In Eugene, Ore., where I used to live, I could walk around the bus station for days without anyone trying to help me. Of course, I'd be unlikely to ask, either. Americans harbor an ethos of individualism. And while this stubborn self-reliance may be key to some of our economic success, it's a poor way to develop a sense of brotherhood. In fact, it often leaves us emotionally reclusive and alone.
In the United States, I sometimes go a day or two without greeting anyone. It's easy to mix in with the masses – to drift to work or school in a bubble – simply nodding your way through the day. Nowadays, I handle most of my communication via e-mail and text message. In fact, sometimes I think my digital relationships are eclipsing those in the real world. I recently lived in a subdivided house for a year without speaking to my neighbors. We simply exchanged stoic nods as we passed.
Before arriving in Ghana, I'd grown eerily comfortable in this silence, but the collectivism of Africa quickly frayed my penchant for quietude.
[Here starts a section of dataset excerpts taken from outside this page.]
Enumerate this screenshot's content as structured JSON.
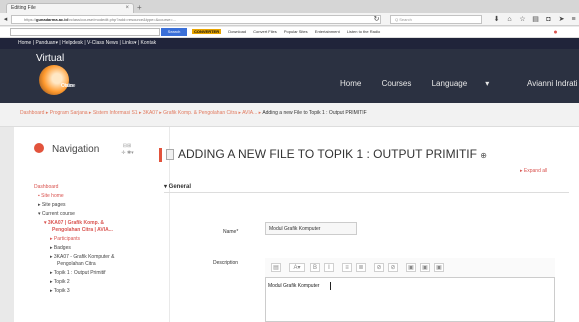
{
  "browser": {
    "tab_title": "Editing File",
    "close_glyph": "×",
    "newtab_glyph": "+",
    "url_prefix": "https://",
    "url_domain": "gunadarma.ac.id",
    "url_path": "/vclass/course/modedit.php?add=resource&type=&course=...",
    "search_placeholder": "Q Search",
    "google_search_label": "Search",
    "toolbar_items": [
      "CONVERTER",
      "Download",
      "Convert Files",
      "Popular Sites",
      "Entertainment",
      "Listen to the Radio"
    ]
  },
  "site_nav": {
    "items": [
      "Home",
      "Panduan",
      "Helpdesk",
      "V-Class News",
      "Links",
      "Kontak"
    ],
    "separator": "|",
    "dropdown_marker": "▾"
  },
  "header": {
    "logo_title": "Virtual",
    "logo_sub1": "Class",
    "logo_sub2": "Online",
    "nav": [
      "Home",
      "Courses",
      "Language",
      "Avianni Indrati"
    ],
    "dropdown_marker": "▾"
  },
  "breadcrumb": {
    "text": "Dashboard ▸ Program Sarjana ▸ Sistem Informasi S1 ▸ 3KA07 ▸ Grafik Komp. & Pengolahan Citra ▸ AVIA... ▸",
    "current": "Adding a new File to Topik 1 : Output PRIMITIF"
  },
  "sidebar": {
    "title": "Navigation",
    "controls": "  ⊟⊞\n ✛ ✱▾",
    "items": [
      {
        "text": "Dashboard",
        "level": 0,
        "color": "red"
      },
      {
        "text": "▪ Site home",
        "level": 1,
        "color": "red"
      },
      {
        "text": "▸ Site pages",
        "level": 1,
        "color": "dark"
      },
      {
        "text": "▾ Current course",
        "level": 1,
        "color": "dark"
      },
      {
        "text": "▾ 3KA07 | Grafik Komp. &",
        "level": 2,
        "color": "bold"
      },
      {
        "text": "Pengolahan Citra | AVIA...",
        "level": 3,
        "color": "bold"
      },
      {
        "text": "▸ Participants",
        "level": 3,
        "color": "red"
      },
      {
        "text": "▸ Badges",
        "level": 3,
        "color": "dark"
      },
      {
        "text": "▸ 3KA07 - Grafik Komputer &",
        "level": 3,
        "color": "dark"
      },
      {
        "text": "Pengolahan Citra",
        "level": 4,
        "color": "dark"
      },
      {
        "text": "▸ Topik 1 : Output Primitif",
        "level": 3,
        "color": "dark"
      },
      {
        "text": "▸ Topik 2",
        "level": 3,
        "color": "dark"
      },
      {
        "text": "▸ Topik 3",
        "level": 3,
        "color": "dark"
      }
    ]
  },
  "main": {
    "title": "ADDING A NEW FILE TO TOPIK 1 : OUTPUT PRIMITIF",
    "help_glyph": "⊕",
    "expand_all": "▸ Expand all",
    "section": "▾ General",
    "name_label": "Name*",
    "name_value": "Modul Grafik Komputer",
    "description_label": "Description",
    "editor_text": "Modul Grafik Komputer",
    "editor_tools": [
      "▤",
      "A▾",
      "B",
      "I",
      "≡",
      "≣",
      "⊘",
      "⊘",
      "▣",
      "▣",
      "▣"
    ]
  },
  "colors": {
    "accent": "#e2533c",
    "header_bg": "#2b3141",
    "link": "#d9534f"
  }
}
On a five-minute walk between my house and a local restaurant, I'd exchange a dozen or so hearty greetings with relative strangers – people I'd seen once or twice or maybe never before. I watched with amusement as a cargo truck tramped into my neighborhood one evening and tried to squeeze into a parking spot amid frolicking children, goats, chickens, and other obstacles. It seemed an impossible feat, but with six or seven strangers helping, it parked successfully.
In Ghana, I have danced, eaten, and spoken with more strangers in six weeks than I would have in America in six years. And this paradox – that despite its material wealth and technological might America is so standoffish and lonely – has been burning a hole in my head.
Is it intrinsic to our fiber, handed down from our forefathers, whose desire to break from the British created a national consciousness obsessed with independence? Is it a remnant of the lonesome frontiersman, the promulgation of Horatio Alger protagonists, the preaching of transcendentalist authors who decided it was more spiritually pure to go it alone?
One day, I live in America, where I drive to work with the radio on or take the bus buried beneath my headphones. The next, I'm crammed with 15 Ghanaians into a makeshift minibus in the sweltering heat of Accra. There's a child drooling on my sleeve, I'm sharing a bench made for three with a family of six, and the traffic is so congested it will take an hour to go 10 miles. The driver cranks the music unbearably loud, we sputter out of the station, and I grin at the fact that in the midst of such chaos I feel exceedingly fine.
When Thoreau said, "I would rather sit on a pumpkin, and have it all to myself, than be crowded on a velvet cushion," I think he got it all wrong. I'd rather be crowded on a pumpkin than alone on a velvet cushion, often the case in America.
There's a scintillating charisma to the way Ghanaians greet one another and aid one another, and it's something that I wish America would harness. We cannot be forever imprisoned in the archetype of lonely, stubborn cowboys. At least, I know I can't. There are too many spellbinding waterfalls I'll need directions to.